To: <Flowbench@aol.com>, <jon.the.wise@gmail.com>, <land-speed@autox.team.net>
Subject: RE: Fuel Injection Question
From: "Dave Dahlgren" <ddahlgren@snet.net>
Date: Wed, 25 May 2005 21:17:15 -0400
We must both be beginners Mike because i would have to agree with you
complely. Geez the older we get the more we start agreeing.. LOL 'll second
you on the charge air thing.
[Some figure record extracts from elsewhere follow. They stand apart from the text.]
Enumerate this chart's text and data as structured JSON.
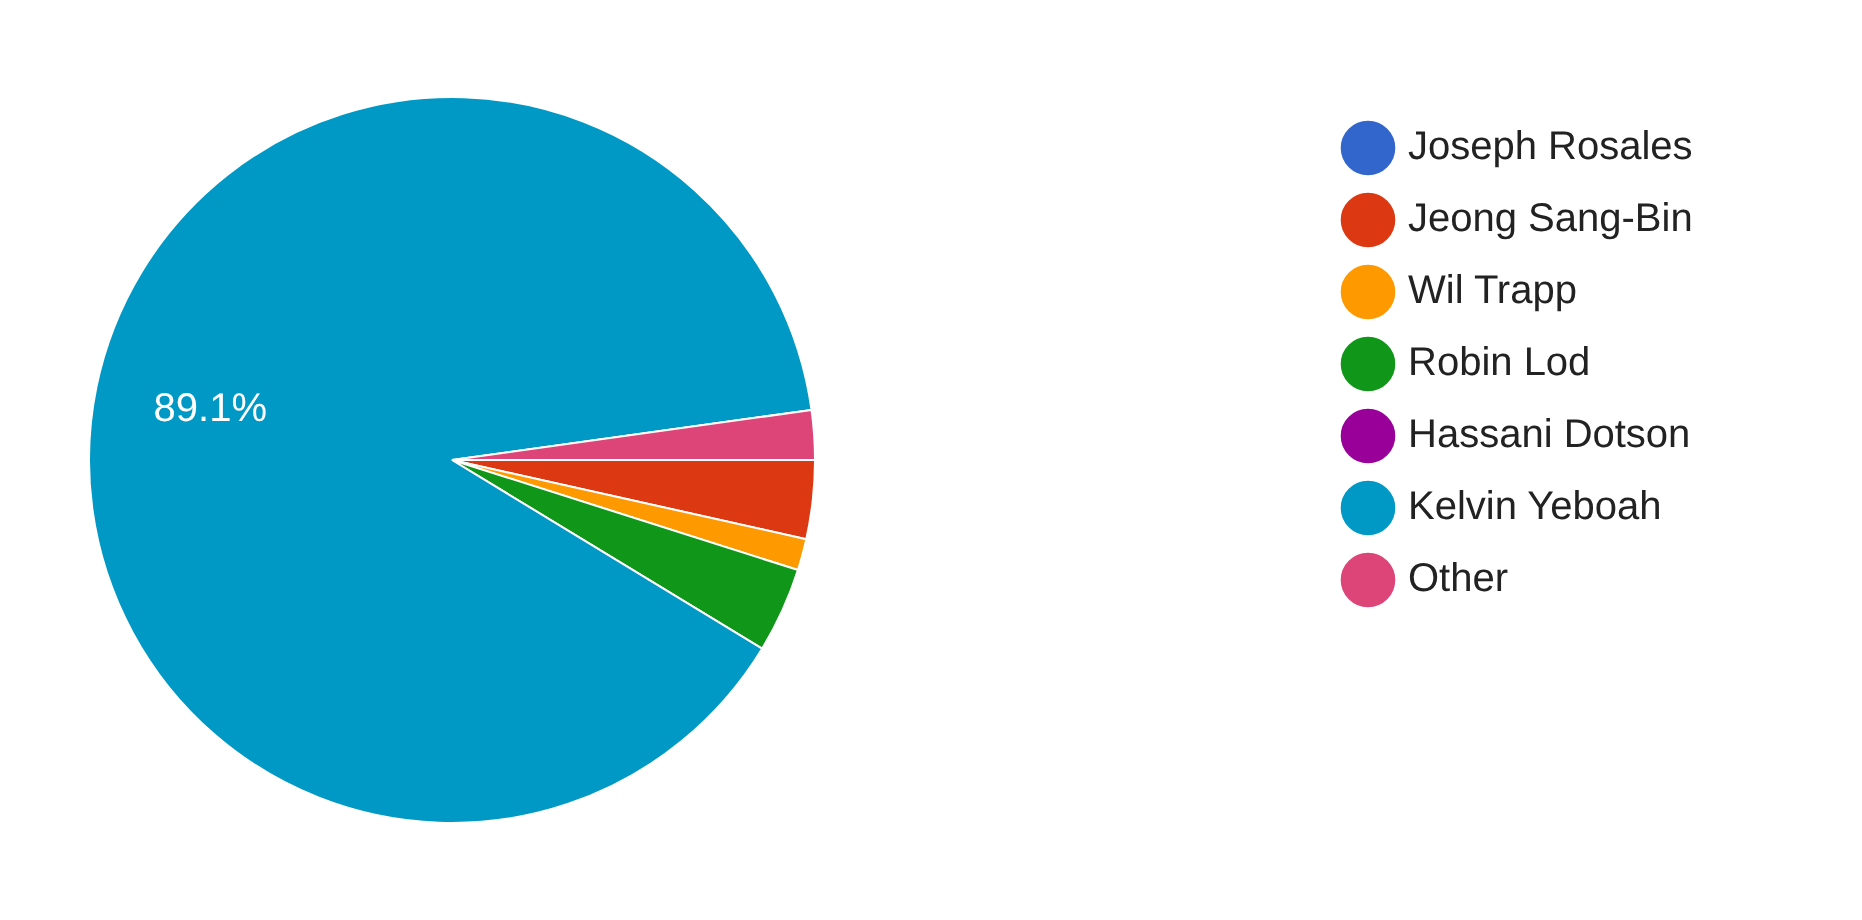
{
  "chart_data": {
    "type": "pie",
    "categories": [
      "Joseph Rosales",
      "Jeong Sang-Bin",
      "Wil Trapp",
      "Robin Lod",
      "Hassani Dotson",
      "Kelvin Yeboah",
      "Other"
    ],
    "values": [
      0,
      3.5,
      1.4,
      3.8,
      0,
      89.1,
      2.2
    ],
    "colors": [
      "#3366cc",
      "#dc3912",
      "#ff9900",
      "#109618",
      "#990099",
      "#0099c6",
      "#dd4477"
    ],
    "value_labels": [
      null,
      null,
      null,
      null,
      null,
      "89.1%",
      null
    ],
    "legend": "right"
  }
}
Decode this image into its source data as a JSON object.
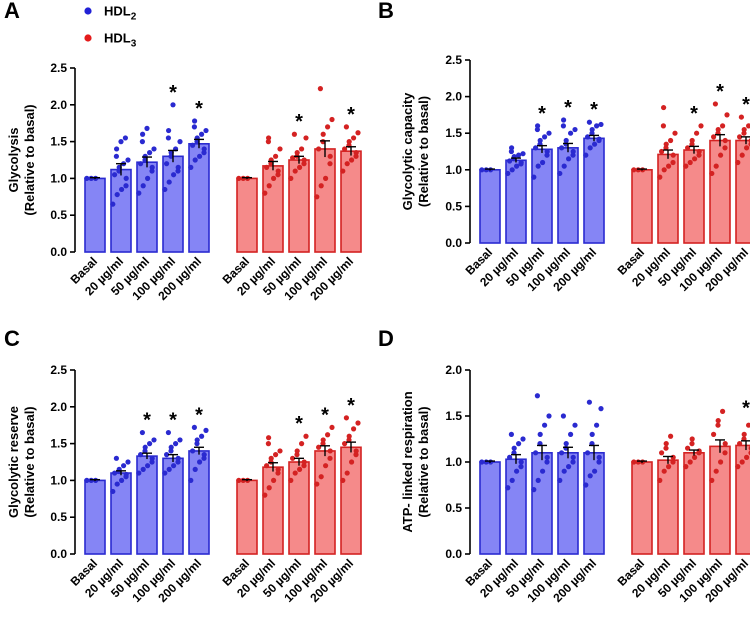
{
  "legend": {
    "items": [
      {
        "label": "HDL",
        "sub": "2",
        "color": "#2121d6"
      },
      {
        "label": "HDL",
        "sub": "3",
        "color": "#e41b1b"
      }
    ]
  },
  "colors": {
    "hdl2_fill": "#8585f5",
    "hdl2_stroke": "#2a2ad0",
    "hdl3_fill": "#f58a8a",
    "hdl3_stroke": "#d42222"
  },
  "chart_data": [
    {
      "panel": "A",
      "type": "bar",
      "ylabel_lines": [
        "Glycolysis",
        "(Relative to basal)"
      ],
      "ylim": [
        0,
        2.5
      ],
      "yticks": [
        "0.0",
        "0.5",
        "1.0",
        "1.5",
        "2.0",
        "2.5"
      ],
      "categories": [
        "Basal",
        "20 µg/ml",
        "50 µg/ml",
        "100 µg/ml",
        "200 µg/ml"
      ],
      "series": [
        {
          "name": "HDL2",
          "values": [
            1.0,
            1.12,
            1.22,
            1.3,
            1.47
          ],
          "sem": [
            0.01,
            0.08,
            0.07,
            0.08,
            0.06
          ],
          "significant": [
            false,
            false,
            false,
            true,
            true
          ],
          "points": [
            [
              1.0,
              1.0,
              1.0
            ],
            [
              0.65,
              0.78,
              0.85,
              0.9,
              1.0,
              1.05,
              1.1,
              1.15,
              1.2,
              1.25,
              1.3,
              1.4,
              1.5,
              1.55
            ],
            [
              0.8,
              0.9,
              1.0,
              1.1,
              1.15,
              1.2,
              1.25,
              1.3,
              1.35,
              1.4,
              1.5,
              1.6,
              1.68
            ],
            [
              0.85,
              0.95,
              1.05,
              1.1,
              1.15,
              1.2,
              1.3,
              1.35,
              1.4,
              1.5,
              1.55,
              1.65,
              2.0
            ],
            [
              1.15,
              1.25,
              1.3,
              1.35,
              1.4,
              1.45,
              1.5,
              1.55,
              1.6,
              1.65,
              1.7,
              1.78
            ]
          ]
        },
        {
          "name": "HDL3",
          "values": [
            1.0,
            1.17,
            1.25,
            1.4,
            1.37
          ],
          "sem": [
            0.01,
            0.06,
            0.05,
            0.11,
            0.06
          ],
          "significant": [
            false,
            false,
            true,
            false,
            true
          ],
          "points": [
            [
              1.0,
              1.0,
              1.0
            ],
            [
              0.8,
              0.9,
              1.0,
              1.05,
              1.1,
              1.15,
              1.2,
              1.25,
              1.3,
              1.4,
              1.5,
              1.55
            ],
            [
              1.0,
              1.1,
              1.15,
              1.2,
              1.25,
              1.28,
              1.3,
              1.35,
              1.4,
              1.55,
              1.6
            ],
            [
              0.75,
              0.9,
              1.0,
              1.2,
              1.3,
              1.4,
              1.5,
              1.6,
              1.7,
              1.8,
              2.22
            ],
            [
              1.1,
              1.2,
              1.25,
              1.3,
              1.35,
              1.4,
              1.45,
              1.5,
              1.55,
              1.62,
              1.7
            ]
          ]
        }
      ]
    },
    {
      "panel": "B",
      "type": "bar",
      "ylabel_lines": [
        "Glycolytic capacity",
        "(Relative to basal)"
      ],
      "ylim": [
        0,
        2.5
      ],
      "yticks": [
        "0.0",
        "0.5",
        "1.0",
        "1.5",
        "2.0",
        "2.5"
      ],
      "categories": [
        "Basal",
        "20 µg/ml",
        "50 µg/ml",
        "100 µg/ml",
        "200 µg/ml"
      ],
      "series": [
        {
          "name": "HDL2",
          "values": [
            1.0,
            1.13,
            1.28,
            1.3,
            1.43
          ],
          "sem": [
            0.01,
            0.03,
            0.05,
            0.06,
            0.04
          ],
          "significant": [
            false,
            false,
            true,
            true,
            true
          ],
          "points": [
            [
              1.0,
              1.0,
              1.0
            ],
            [
              0.95,
              1.0,
              1.05,
              1.08,
              1.1,
              1.12,
              1.15,
              1.18,
              1.2,
              1.22,
              1.25,
              1.3
            ],
            [
              0.9,
              1.05,
              1.1,
              1.2,
              1.25,
              1.3,
              1.35,
              1.4,
              1.45,
              1.5,
              1.55,
              1.6
            ],
            [
              0.95,
              1.05,
              1.15,
              1.2,
              1.25,
              1.3,
              1.35,
              1.4,
              1.5,
              1.55,
              1.6,
              1.68
            ],
            [
              1.2,
              1.3,
              1.35,
              1.4,
              1.42,
              1.45,
              1.5,
              1.55,
              1.6,
              1.62,
              1.65
            ]
          ]
        },
        {
          "name": "HDL3",
          "values": [
            1.0,
            1.21,
            1.27,
            1.4,
            1.4
          ],
          "sem": [
            0.01,
            0.06,
            0.05,
            0.08,
            0.05
          ],
          "significant": [
            false,
            false,
            true,
            true,
            true
          ],
          "points": [
            [
              1.0,
              1.0,
              1.0
            ],
            [
              0.9,
              1.0,
              1.05,
              1.1,
              1.2,
              1.25,
              1.3,
              1.35,
              1.4,
              1.5,
              1.6,
              1.85
            ],
            [
              1.05,
              1.1,
              1.15,
              1.2,
              1.25,
              1.3,
              1.35,
              1.4,
              1.5,
              1.6
            ],
            [
              0.95,
              1.05,
              1.2,
              1.3,
              1.4,
              1.45,
              1.5,
              1.55,
              1.6,
              1.75,
              1.9
            ],
            [
              1.1,
              1.2,
              1.3,
              1.35,
              1.4,
              1.45,
              1.5,
              1.55,
              1.6,
              1.65,
              1.72
            ]
          ]
        }
      ]
    },
    {
      "panel": "C",
      "type": "bar",
      "ylabel_lines": [
        "Glycolytic reserve",
        "(Relative to basal)"
      ],
      "ylim": [
        0,
        2.5
      ],
      "yticks": [
        "0.0",
        "0.5",
        "1.0",
        "1.5",
        "2.0",
        "2.5"
      ],
      "categories": [
        "Basal",
        "20 µg/ml",
        "50 µg/ml",
        "100 µg/ml",
        "200 µg/ml"
      ],
      "series": [
        {
          "name": "HDL2",
          "values": [
            1.0,
            1.1,
            1.33,
            1.3,
            1.4
          ],
          "sem": [
            0.01,
            0.03,
            0.04,
            0.05,
            0.05
          ],
          "significant": [
            false,
            false,
            true,
            true,
            true
          ],
          "points": [
            [
              1.0,
              1.0,
              1.0
            ],
            [
              0.85,
              0.95,
              1.0,
              1.05,
              1.08,
              1.1,
              1.12,
              1.15,
              1.2,
              1.25,
              1.3
            ],
            [
              1.1,
              1.15,
              1.2,
              1.25,
              1.3,
              1.35,
              1.4,
              1.45,
              1.5,
              1.55,
              1.65
            ],
            [
              1.1,
              1.15,
              1.2,
              1.25,
              1.3,
              1.35,
              1.4,
              1.45,
              1.5,
              1.55,
              1.65
            ],
            [
              1.0,
              1.15,
              1.25,
              1.3,
              1.35,
              1.4,
              1.5,
              1.55,
              1.6,
              1.68,
              1.72
            ]
          ]
        },
        {
          "name": "HDL3",
          "values": [
            1.0,
            1.18,
            1.25,
            1.4,
            1.45
          ],
          "sem": [
            0.01,
            0.06,
            0.05,
            0.07,
            0.07
          ],
          "significant": [
            false,
            false,
            true,
            true,
            true
          ],
          "points": [
            [
              1.0,
              1.0,
              1.0
            ],
            [
              0.8,
              0.9,
              1.0,
              1.1,
              1.15,
              1.2,
              1.25,
              1.3,
              1.35,
              1.4,
              1.5,
              1.58
            ],
            [
              1.0,
              1.1,
              1.15,
              1.2,
              1.25,
              1.3,
              1.35,
              1.4,
              1.5,
              1.6
            ],
            [
              0.95,
              1.05,
              1.2,
              1.3,
              1.4,
              1.45,
              1.5,
              1.55,
              1.62,
              1.72
            ],
            [
              1.0,
              1.1,
              1.25,
              1.35,
              1.4,
              1.5,
              1.55,
              1.6,
              1.7,
              1.78,
              1.85
            ]
          ]
        }
      ]
    },
    {
      "panel": "D",
      "type": "bar",
      "ylabel_lines": [
        "ATP- linked respiration",
        "(Relative to basal)"
      ],
      "ylim": [
        0,
        2.0
      ],
      "yticks": [
        "0.0",
        "0.5",
        "1.0",
        "1.5",
        "2.0"
      ],
      "categories": [
        "Basal",
        "20 µg/ml",
        "50 µg/ml",
        "100 µg/ml",
        "200 µg/ml"
      ],
      "series": [
        {
          "name": "HDL2",
          "values": [
            1.0,
            1.03,
            1.1,
            1.1,
            1.1
          ],
          "sem": [
            0.01,
            0.05,
            0.08,
            0.06,
            0.08
          ],
          "significant": [
            false,
            false,
            false,
            false,
            false
          ],
          "points": [
            [
              1.0,
              1.0,
              1.0
            ],
            [
              0.72,
              0.8,
              0.9,
              0.95,
              1.0,
              1.05,
              1.1,
              1.15,
              1.2,
              1.25,
              1.3
            ],
            [
              0.7,
              0.8,
              0.9,
              1.0,
              1.05,
              1.1,
              1.2,
              1.3,
              1.4,
              1.5,
              1.72
            ],
            [
              0.8,
              0.9,
              0.95,
              1.0,
              1.05,
              1.1,
              1.15,
              1.2,
              1.3,
              1.4,
              1.5
            ],
            [
              0.75,
              0.85,
              0.9,
              1.0,
              1.05,
              1.1,
              1.2,
              1.3,
              1.4,
              1.58,
              1.65
            ]
          ]
        },
        {
          "name": "HDL3",
          "values": [
            1.0,
            1.02,
            1.1,
            1.17,
            1.18
          ],
          "sem": [
            0.01,
            0.04,
            0.03,
            0.07,
            0.05
          ],
          "significant": [
            false,
            false,
            false,
            false,
            true
          ],
          "points": [
            [
              1.0,
              1.0,
              1.0
            ],
            [
              0.8,
              0.9,
              0.95,
              1.0,
              1.05,
              1.1,
              1.15,
              1.2,
              1.28
            ],
            [
              0.95,
              1.0,
              1.05,
              1.1,
              1.12,
              1.15,
              1.2,
              1.25
            ],
            [
              0.8,
              0.9,
              1.0,
              1.1,
              1.2,
              1.3,
              1.4,
              1.45,
              1.55
            ],
            [
              0.95,
              1.0,
              1.05,
              1.1,
              1.15,
              1.2,
              1.25,
              1.3,
              1.4,
              1.45
            ]
          ]
        }
      ]
    }
  ]
}
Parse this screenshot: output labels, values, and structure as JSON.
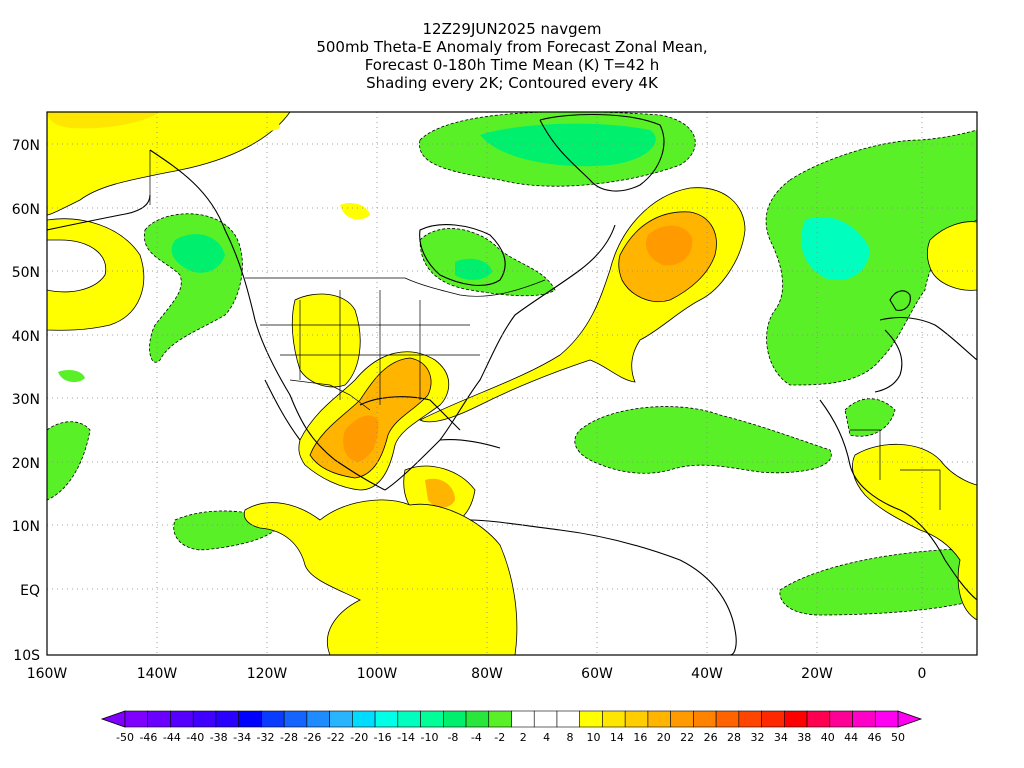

As far asalky burning slow.It burns fast enough
to get the job done in a turbo cosworth indy engine that loafs along at 13k+
rpm

dave

> -----Original Message-----
> From: owner-land-speed@autox.team.net
> [mailto:owner-land-speed@autox.team.net]On Behalf Of Flowbench@aol.com
> Sent: Wednesday, May 25, 2005 12:21 PM
> To: jon.the.wise@gmail.com; land-speed@autox.team.net
> Subject: Re: Fuel Injection Question
>
>
> In a message dated 5/25/05 12:00:26 AM Pacific Daylight Time,
> jon.the.wise@gmail.com writes:
>
> > The reason that you need more to make equal power is
> > that it has a lower BTU rating, and you have to run closer to a 6-8:1
> > air:fuel ratio as opposed to a 12-14:1 air:fuel of gasoline (leaded or
> > not) to get the same burn. Alcohol also burns slower, which is why you
> > usually advance the timing 14 or so degrees further than you would
> > with gas.
>
>
> I'm not the best tuner in town but I've never found alky to make
> substantially more power than a good motor on gasoline. If using
> constant flow FI I run
> more pressure to get the atomization I would like to see, with a
> carb it's even
> for both alky & gas in HP. In days gone by you ran very high
> compression with
> alky, we do the same with today's gasoline. The latent heat of
> vaporization
> being the only benefit I've found. Of course this is only "my"
> view yours may
> differ, the record book speaks for itself.